I formaggi freschi, per le loro buone proprietà simili al latte da cui derivano, sono un buon piatto da poter proporre, senza il timore di irritare l’intestino.
Uno dei formaggi freschi più comuni, dal sapore vivace e deciso, è il caprino.
Il latte di capra, con il quale si produce, spicca per l’elevato grado di digeribilità, anche, in genere, nei soggetti con allergie; il caprino si può introdurre quindi a partire dall’ottavo mese (non prima, per il suo contenuto salino), disciolto nella pappa per dare maggiore sapore, accompagnato con della pastina, o, più avanti, spalmato sul pane.
Ottimi i contenuti in calcio, fosforo e in proteine nobili in questo formaggio, possiamo segnalare anche una discreta quantità di ferro e vitamina A.
Ricordiamo che il calcio è fondamentale per i bambini in fase di creazione e crescita dei denti e per lo sviluppo dell’apparato scheletrico; è infatti il calcio assimilato in giovane età che rimarrà nell’individuo come patrimonio basilare delle sue ossa, proprio perchè questa capacità di assimilazione diminuisce poi con l’avanzare degli anni.

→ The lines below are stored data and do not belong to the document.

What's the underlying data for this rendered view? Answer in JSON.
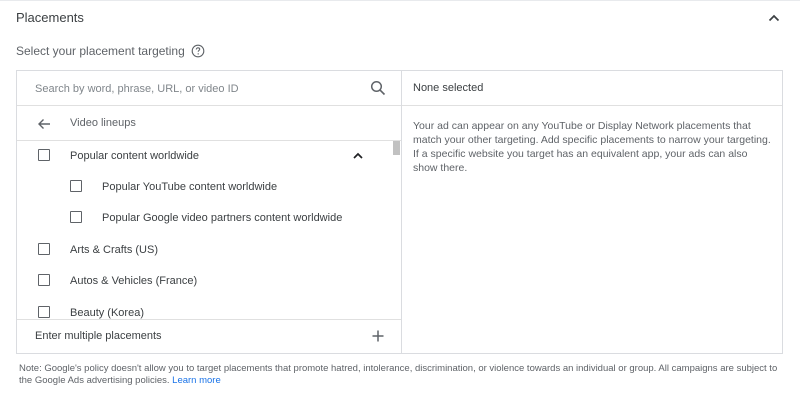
{
  "header": {
    "title": "Placements",
    "subtitle": "Select your placement targeting"
  },
  "search": {
    "placeholder": "Search by word, phrase, URL, or video ID"
  },
  "nav": {
    "label": "Video lineups"
  },
  "list": {
    "items": [
      {
        "label": "Popular content worldwide",
        "checked": false,
        "expanded": true
      },
      {
        "label": "Popular YouTube content worldwide",
        "checked": false
      },
      {
        "label": "Popular Google video partners content worldwide",
        "checked": false
      },
      {
        "label": "Arts & Crafts (US)",
        "checked": false
      },
      {
        "label": "Autos & Vehicles (France)",
        "checked": false
      },
      {
        "label": "Beauty (Korea)",
        "checked": false
      }
    ]
  },
  "bottom": {
    "label": "Enter multiple placements"
  },
  "right": {
    "header": "None selected",
    "description": "Your ad can appear on any YouTube or Display Network placements that match your other targeting. Add specific placements to narrow your targeting. If a specific website you target has an equivalent app, your ads can also show there."
  },
  "note": {
    "text": "Note: Google's policy doesn't allow you to target placements that promote hatred, intolerance, discrimination, or violence towards an individual or group. All campaigns are subject to the Google Ads advertising policies.",
    "link": "Learn more"
  },
  "colors": {
    "text": "#3c4043",
    "secondary": "#5f6368",
    "border": "#dadce0",
    "link": "#1a73e8"
  },
  "icons": [
    "chevron-up-icon",
    "help-icon",
    "search-icon",
    "arrow-back-icon",
    "plus-icon"
  ]
}
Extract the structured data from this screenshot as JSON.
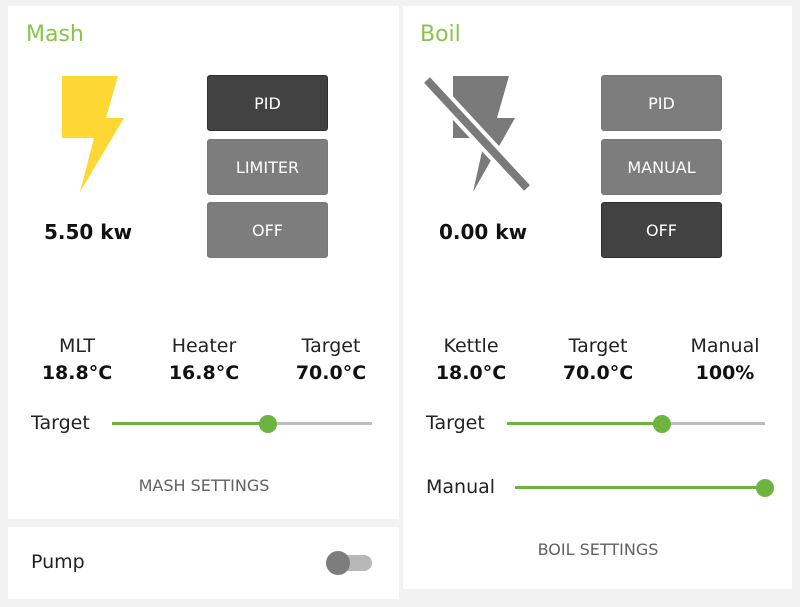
{
  "mash": {
    "title": "Mash",
    "power": "5.50 kw",
    "modes": [
      {
        "label": "PID",
        "active": true
      },
      {
        "label": "LIMITER",
        "active": false
      },
      {
        "label": "OFF",
        "active": false
      }
    ],
    "temps": [
      {
        "label": "MLT",
        "value": "18.8°C"
      },
      {
        "label": "Heater",
        "value": "16.8°C"
      },
      {
        "label": "Target",
        "value": "70.0°C"
      }
    ],
    "target_slider": {
      "label": "Target",
      "fraction": 0.6
    },
    "settings_label": "MASH SETTINGS"
  },
  "pump": {
    "label": "Pump",
    "on": false
  },
  "boil": {
    "title": "Boil",
    "power": "0.00 kw",
    "modes": [
      {
        "label": "PID",
        "active": false
      },
      {
        "label": "MANUAL",
        "active": false
      },
      {
        "label": "OFF",
        "active": true
      }
    ],
    "temps": [
      {
        "label": "Kettle",
        "value": "18.0°C"
      },
      {
        "label": "Target",
        "value": "70.0°C"
      },
      {
        "label": "Manual",
        "value": "100%"
      }
    ],
    "target_slider": {
      "label": "Target",
      "fraction": 0.6
    },
    "manual_slider": {
      "label": "Manual",
      "fraction": 1.0
    },
    "settings_label": "BOIL SETTINGS"
  },
  "colors": {
    "accent": "#8bc34a",
    "slider": "#6cb33f",
    "bolt_on": "#fdd835",
    "bolt_off": "#7a7a7a",
    "button_active": "#424242",
    "button_inactive": "#7d7d7d"
  },
  "icons": {
    "mash_power": "lightning-bolt-icon",
    "boil_power": "lightning-bolt-off-icon"
  }
}
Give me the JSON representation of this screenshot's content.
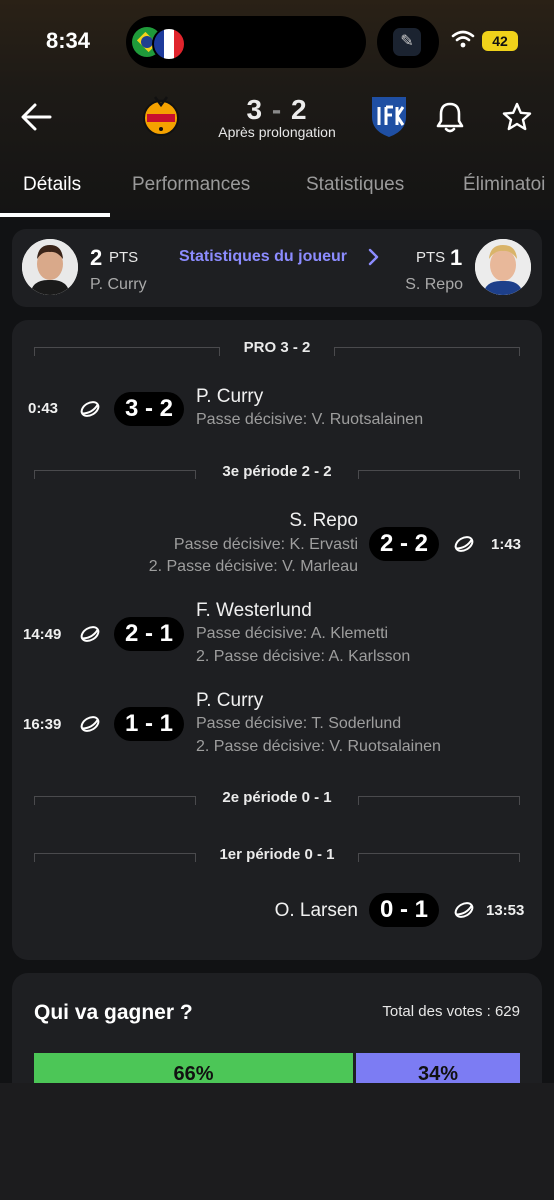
{
  "status_bar": {
    "time": "8:34",
    "battery": "42"
  },
  "match": {
    "home_score": "3",
    "separator": "-",
    "away_score": "2",
    "subtitle": "Après prolongation"
  },
  "tabs": [
    {
      "label": "Détails",
      "active": true
    },
    {
      "label": "Performances"
    },
    {
      "label": "Statistiques"
    },
    {
      "label": "Éliminatoi"
    }
  ],
  "player_stats": {
    "left": {
      "points": "2",
      "label": "PTS",
      "name": "P. Curry"
    },
    "link": "Statistiques du joueur",
    "right": {
      "points": "1",
      "label": "PTS",
      "name": "S. Repo"
    }
  },
  "periods": {
    "pro": "PRO 3 - 2",
    "third": "3e période 2 - 2",
    "second": "2e période 0 - 1",
    "first": "1er période 0 - 1"
  },
  "goals": [
    {
      "time": "0:43",
      "score": "3 - 2",
      "scorer": "P. Curry",
      "assist1": "Passe décisive: V. Ruotsalainen",
      "side": "home"
    },
    {
      "time": "1:43",
      "score": "2 - 2",
      "scorer": "S. Repo",
      "assist1": "Passe décisive: K. Ervasti",
      "assist2": "2. Passe décisive: V. Marleau",
      "side": "away"
    },
    {
      "time": "14:49",
      "score": "2 - 1",
      "scorer": "F. Westerlund",
      "assist1": "Passe décisive: A. Klemetti",
      "assist2": "2. Passe décisive: A. Karlsson",
      "side": "home"
    },
    {
      "time": "16:39",
      "score": "1 - 1",
      "scorer": "P. Curry",
      "assist1": "Passe décisive: T. Soderlund",
      "assist2": "2. Passe décisive: V. Ruotsalainen",
      "side": "home"
    },
    {
      "time": "13:53",
      "score": "0 - 1",
      "scorer": "O. Larsen",
      "side": "away"
    }
  ],
  "poll": {
    "title": "Qui va gagner ?",
    "total": "Total des votes : 629",
    "home_pct": "66%",
    "away_pct": "34%",
    "home_share": 0.66,
    "away_share": 0.34,
    "home_color": "#4cc657",
    "away_color": "#7c7cf3"
  },
  "icons": {
    "back": "arrow-left-icon",
    "bell": "bell-icon",
    "star": "star-icon",
    "puck": "hockey-puck-icon",
    "chevron": "chevron-right-icon"
  }
}
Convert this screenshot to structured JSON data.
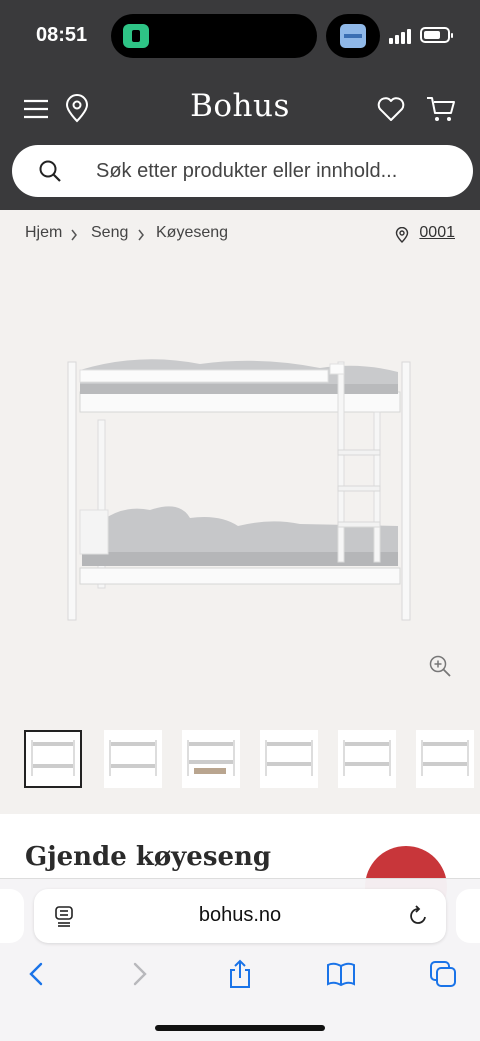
{
  "status_bar": {
    "time": "08:51"
  },
  "header": {
    "logo": "Bohus"
  },
  "search": {
    "placeholder": "Søk etter produkter eller innhold..."
  },
  "breadcrumb": {
    "items": [
      "Hjem",
      "Seng",
      "Køyeseng"
    ],
    "store_code": "0001"
  },
  "gallery": {
    "thumbnail_count": 6,
    "active_index": 0
  },
  "product": {
    "title": "Gjende køyeseng"
  },
  "browser": {
    "url": "bohus.no"
  },
  "colors": {
    "header_bg": "#3a3a3c",
    "page_bg": "#f3f1ef",
    "badge_red": "#c8363a",
    "browser_blue": "#1a73e8"
  },
  "icons": [
    "menu-icon",
    "location-pin-icon",
    "heart-icon",
    "cart-icon",
    "search-icon",
    "zoom-in-icon",
    "reader-icon",
    "reload-icon",
    "back-icon",
    "forward-icon",
    "share-icon",
    "bookmarks-icon",
    "tabs-icon"
  ]
}
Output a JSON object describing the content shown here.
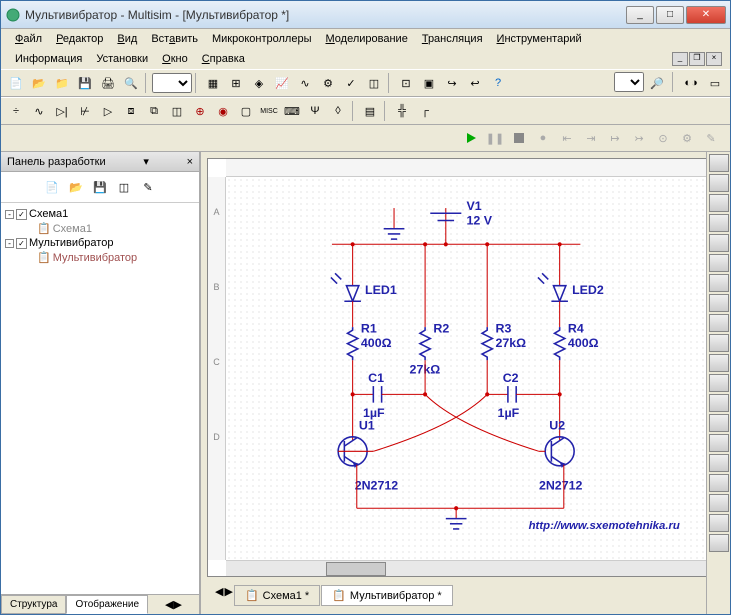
{
  "title": "Мультивибратор - Multisim - [Мультивибратор *]",
  "menu": {
    "file": "Файл",
    "edit": "Редактор",
    "view": "Вид",
    "insert": "Вставить",
    "mcu": "Микроконтроллеры",
    "sim": "Моделирование",
    "transfer": "Трансляция",
    "tools": "Инструментарий",
    "info": "Информация",
    "settings": "Установки",
    "window": "Окно",
    "help": "Справка"
  },
  "sidebar": {
    "title": "Панель разработки",
    "tree": {
      "root1": "Схема1",
      "child1": "Схема1",
      "root2": "Мультивибратор",
      "child2": "Мультивибратор"
    },
    "tabs": {
      "structure": "Структура",
      "display": "Отображение"
    }
  },
  "doctabs": {
    "tab1": "Схема1 *",
    "tab2": "Мультивибратор *"
  },
  "circuit": {
    "v1_name": "V1",
    "v1_val": "12 V",
    "led1": "LED1",
    "led2": "LED2",
    "r1_name": "R1",
    "r1_val": "400Ω",
    "r2_name": "R2",
    "r2_val": "27kΩ",
    "r3_name": "R3",
    "r3_val": "27kΩ",
    "r4_name": "R4",
    "r4_val": "400Ω",
    "c1_name": "C1",
    "c1_val": "1µF",
    "c2_name": "C2",
    "c2_val": "1µF",
    "u1": "U1",
    "u2": "U2",
    "q1": "2N2712",
    "q2": "2N2712",
    "url": "http://www.sxemotehnika.ru"
  },
  "ruler_v": [
    "A",
    "B",
    "C",
    "D"
  ]
}
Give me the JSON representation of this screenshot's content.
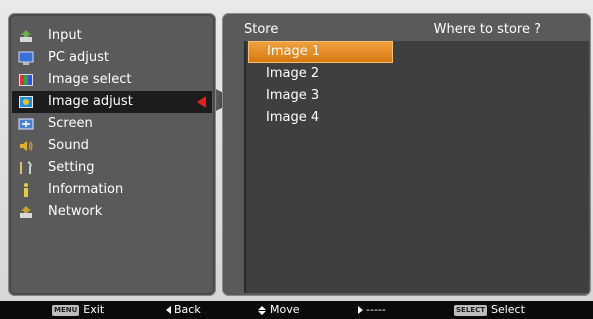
{
  "menu": {
    "items": [
      {
        "label": "Input",
        "icon": "input-icon"
      },
      {
        "label": "PC adjust",
        "icon": "pc-adjust-icon"
      },
      {
        "label": "Image select",
        "icon": "image-select-icon"
      },
      {
        "label": "Image adjust",
        "icon": "image-adjust-icon",
        "active": true
      },
      {
        "label": "Screen",
        "icon": "screen-icon"
      },
      {
        "label": "Sound",
        "icon": "sound-icon"
      },
      {
        "label": "Setting",
        "icon": "setting-icon"
      },
      {
        "label": "Information",
        "icon": "information-icon"
      },
      {
        "label": "Network",
        "icon": "network-icon"
      }
    ]
  },
  "panel": {
    "title": "Store",
    "hint": "Where to store ?",
    "items": [
      "Image 1",
      "Image 2",
      "Image 3",
      "Image 4"
    ],
    "selected_index": 0
  },
  "footer": {
    "exit_key": "MENU",
    "exit_label": "Exit",
    "back_label": "Back",
    "move_label": "Move",
    "right_label": "-----",
    "select_key": "SELECT",
    "select_label": "Select"
  },
  "colors": {
    "accent": "#e07a10",
    "active_arrow": "#e02020",
    "panel": "#5a5a5a",
    "list_bg": "#3f3f3f"
  }
}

Attenzione! Leggete bene le etichette di questi formaggi freschi quando li acquistate, perchè in Italia è possibile produrre caprini con latte di mucca. Nonostante il controsenso, e al di là del fatto che anche un formaggio di mucca ha una serie di elementi positivi, se cercate un “caprino vero”, cercate il latte di capra negli ingredienti.